La religiosa india Lucy Kalapura denunció al obispo Franco Mulakkal de abusos continuados y la superiora la expulsó de la orden
El 20 de agosto de 2018, el papa Francisco respondió a los gravísimos escándalos de los abusos sexuales a menores que sacuden a la Iglesia católica con la Carta al pueblo de Dios, una carta valiente, de las más duras que haya escrito nunca un pontífice. En ella, por primera vez, Bergoglio condenaba de la misma manera a quien cometía la violencia y a quien la ocultaba, e identificaba claramente la causa en los abusos de poder y autoridad, relacionándolos con el clima de clericalismo y autorreferencia extendidos en la Iglesia.
En la carta, el Papa señala como víctimas a los menores o los adultos indefensos, pero no habla de mujeres, y mucho menos de religiosas.
Seis meses después, poco antes de la cumbre de febrero en el Vaticano sobre las agresiones sexuales, aparecieron en la prensa denuncias de abusos sexuales de miembros del clero a muchas religiosas, sobre todo en África y en Asia, pero también en Europa. Se abre así un nuevo escándalo, que tampoco afecta solo a alguna oveja negra, sino que ha resultado ser sistemático. Los abusos a las monjas presentan un agravante respecto a los abusos a menores: las mujeres pueden quedarse embarazadas y se ven obligadas a abortar, a menudo a costa del clero, o a dar al niño en adopción para poder permanecer en sus respectivas congregaciones.
Cuando una periodista preguntó al Papa en rueda de prensa, admitió que era cierto y dijo que se está abordando la cuestión. La respuesta es muy importante, pues es la primera vez que la iglesia católica admite que se trata de violaciones, después de haberlas considerado durante años simples transgresiones sexuales. Durante la reunión de febrero, en el último minuto, se añadió a los testimonios de las víctimas el de una monja nigeriana que había sido violada varias veces y obligada a abortar en tres ocasiones.
Pero no cambia nada. Las denuncias de las religiosas en los varios tribunales vaticanos caen en saco roto y, lo que es aún más grave, se toman medidas de castigo contra quien denuncia.

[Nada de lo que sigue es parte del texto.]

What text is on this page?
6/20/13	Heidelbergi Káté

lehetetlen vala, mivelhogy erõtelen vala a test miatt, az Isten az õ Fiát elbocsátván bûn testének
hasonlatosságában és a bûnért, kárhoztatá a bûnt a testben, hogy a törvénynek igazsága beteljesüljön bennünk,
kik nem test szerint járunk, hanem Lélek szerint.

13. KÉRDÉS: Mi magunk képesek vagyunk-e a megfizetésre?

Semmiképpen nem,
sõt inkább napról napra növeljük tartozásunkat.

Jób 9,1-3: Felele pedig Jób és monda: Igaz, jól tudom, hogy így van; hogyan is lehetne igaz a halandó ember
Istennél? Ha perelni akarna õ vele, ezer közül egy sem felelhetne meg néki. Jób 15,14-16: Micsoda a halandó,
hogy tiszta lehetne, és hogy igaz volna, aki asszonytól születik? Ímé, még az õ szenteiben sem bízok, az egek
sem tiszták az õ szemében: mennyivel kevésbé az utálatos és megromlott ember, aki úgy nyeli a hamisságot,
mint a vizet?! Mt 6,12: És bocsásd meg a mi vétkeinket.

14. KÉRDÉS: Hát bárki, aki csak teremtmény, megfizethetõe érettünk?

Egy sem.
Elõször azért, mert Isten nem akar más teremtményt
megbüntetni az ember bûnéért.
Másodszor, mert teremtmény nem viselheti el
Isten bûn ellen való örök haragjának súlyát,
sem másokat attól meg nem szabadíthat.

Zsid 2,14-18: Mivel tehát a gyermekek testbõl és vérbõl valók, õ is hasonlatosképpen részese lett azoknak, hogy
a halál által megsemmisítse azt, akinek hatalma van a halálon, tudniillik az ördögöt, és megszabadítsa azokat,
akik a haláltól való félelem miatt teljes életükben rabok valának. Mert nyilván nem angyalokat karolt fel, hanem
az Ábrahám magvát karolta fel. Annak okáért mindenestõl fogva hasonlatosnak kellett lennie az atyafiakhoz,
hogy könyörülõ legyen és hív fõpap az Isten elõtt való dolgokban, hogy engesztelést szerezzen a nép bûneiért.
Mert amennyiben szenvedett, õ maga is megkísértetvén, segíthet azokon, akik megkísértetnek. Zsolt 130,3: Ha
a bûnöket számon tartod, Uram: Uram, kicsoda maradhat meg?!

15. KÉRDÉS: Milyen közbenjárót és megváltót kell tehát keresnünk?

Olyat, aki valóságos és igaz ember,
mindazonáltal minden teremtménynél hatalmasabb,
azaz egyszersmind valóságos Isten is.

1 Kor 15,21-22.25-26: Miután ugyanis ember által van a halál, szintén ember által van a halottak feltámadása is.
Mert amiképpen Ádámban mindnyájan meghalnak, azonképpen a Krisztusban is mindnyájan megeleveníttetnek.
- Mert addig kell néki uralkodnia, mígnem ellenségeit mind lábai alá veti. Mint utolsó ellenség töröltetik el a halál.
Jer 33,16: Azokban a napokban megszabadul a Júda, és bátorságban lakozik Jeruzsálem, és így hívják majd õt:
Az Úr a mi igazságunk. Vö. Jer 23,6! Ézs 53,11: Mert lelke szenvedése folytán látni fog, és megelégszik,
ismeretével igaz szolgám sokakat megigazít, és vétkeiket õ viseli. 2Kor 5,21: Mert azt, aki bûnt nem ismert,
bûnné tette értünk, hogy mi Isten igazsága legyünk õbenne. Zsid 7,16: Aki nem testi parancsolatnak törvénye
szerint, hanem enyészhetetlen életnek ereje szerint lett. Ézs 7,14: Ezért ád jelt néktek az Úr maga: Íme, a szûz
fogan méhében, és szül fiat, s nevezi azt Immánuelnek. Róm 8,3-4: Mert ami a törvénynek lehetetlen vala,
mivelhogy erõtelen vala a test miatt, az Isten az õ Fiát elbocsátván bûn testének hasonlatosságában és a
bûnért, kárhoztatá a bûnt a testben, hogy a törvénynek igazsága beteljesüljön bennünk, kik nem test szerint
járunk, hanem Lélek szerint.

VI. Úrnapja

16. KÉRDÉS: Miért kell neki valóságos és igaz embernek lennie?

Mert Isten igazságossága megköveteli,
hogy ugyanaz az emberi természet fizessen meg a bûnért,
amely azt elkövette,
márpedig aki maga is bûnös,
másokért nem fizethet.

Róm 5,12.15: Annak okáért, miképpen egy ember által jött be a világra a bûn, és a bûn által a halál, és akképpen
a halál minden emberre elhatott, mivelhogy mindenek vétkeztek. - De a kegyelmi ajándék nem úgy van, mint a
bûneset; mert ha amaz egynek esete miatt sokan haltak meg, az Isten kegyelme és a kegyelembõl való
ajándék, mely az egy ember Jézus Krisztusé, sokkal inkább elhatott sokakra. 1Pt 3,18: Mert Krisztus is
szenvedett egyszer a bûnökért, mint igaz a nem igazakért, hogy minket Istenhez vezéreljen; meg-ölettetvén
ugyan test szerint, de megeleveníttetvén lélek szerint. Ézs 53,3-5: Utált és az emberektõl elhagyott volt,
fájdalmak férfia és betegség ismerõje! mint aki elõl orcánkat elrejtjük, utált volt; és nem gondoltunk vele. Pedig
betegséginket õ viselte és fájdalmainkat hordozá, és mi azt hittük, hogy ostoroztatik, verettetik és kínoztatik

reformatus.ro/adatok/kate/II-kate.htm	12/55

Hace un año, una monja india de Kerala, Lucy Kalapura, de 53 años, apoyada por otras religiosas, denunció al obispo Franco Mulakkal de abusos continuados. Ahora que ha tenido el valor de llevar la denuncia también a los medios de comunicación, ha sido expulsada de las clarisas franciscanas por orden de la superiora.
Oficialmente, la denuncia no es el motivo de esta grave decisión. A la religiosa se la acusa de violar las reglas y, concretamente, el voto de pobreza, por haber comprado un coche y publicado un libro sin permiso de sus superiores. Sor Lucy ha replicado que las acusaciones son injustas y que recurrirá a un tribunal civil. Lo mismo han hecho las acusadoras del obispo, porque las denuncias a los superiores y a las congregaciones romanas no han tenido respuesta, pero en India este recurso a la justicia civil está mal visto por la minoría católica.
Sin embargo, la defensa de una minoría no debe ocultar los abusos a una religiosa, en este caso por parte de un obispo. Y las jerarquías eclesiásticas tienen muchas formas de deslegitimar a quien ha denunciado. Además, el hecho de que esto ocurra antes del proceso contra el obispo Mulakkal demuestra que, con tal de defenderlo, las jerarquías están dispuestas a todo. En este caso con una medida preventiva: demostrando que la denunciante no es una buena religiosa esperan atemorizar a las religiosas víctimas de abusos que todavía no los han denunciado.
La iglesia católica, que se ha visto obligada por las denuncias de prensa y tribunales a admitir los abusos a menores, está repitiendo en el caso de las mujeres la misma política de negación de los hechos con la que había tratado de acallar los escándalos en un primer momento. Parece que no han aprendido nada de los acontecimientos de los últimos años y que aún se hacen ilusiones de poder mantener la credibilidad y el respeto negando la realidad. Parece incluso que las jerarquías eclesiásticas creen que aún es posible actuar como si las mujeres no existieran, como si pudieran obligarlas a abortar a escondidas mientras se condena abiertamente esta práctica como un pecado gravísimo, cuya responsabilidad pesa solo sobre ellas.
Parece imposible que las jerarquías todavía no hayan entendido que la única vía honorable para salir de esta trágica situación es admitir la verdad y castigar a los culpables, incluidos quienes han echado tierra sobre las denuncias. Sin esto, ninguna política de prevención puede ser creíble.
Y hay que empezar a llamar a las cosas por su nombre: son abusos sexuales y no “tocamientos inapropiados” o, peor aún, “relaciones románticas”.
Lucetta Scaraffia es experta en historia de la Iglesia y la mujer.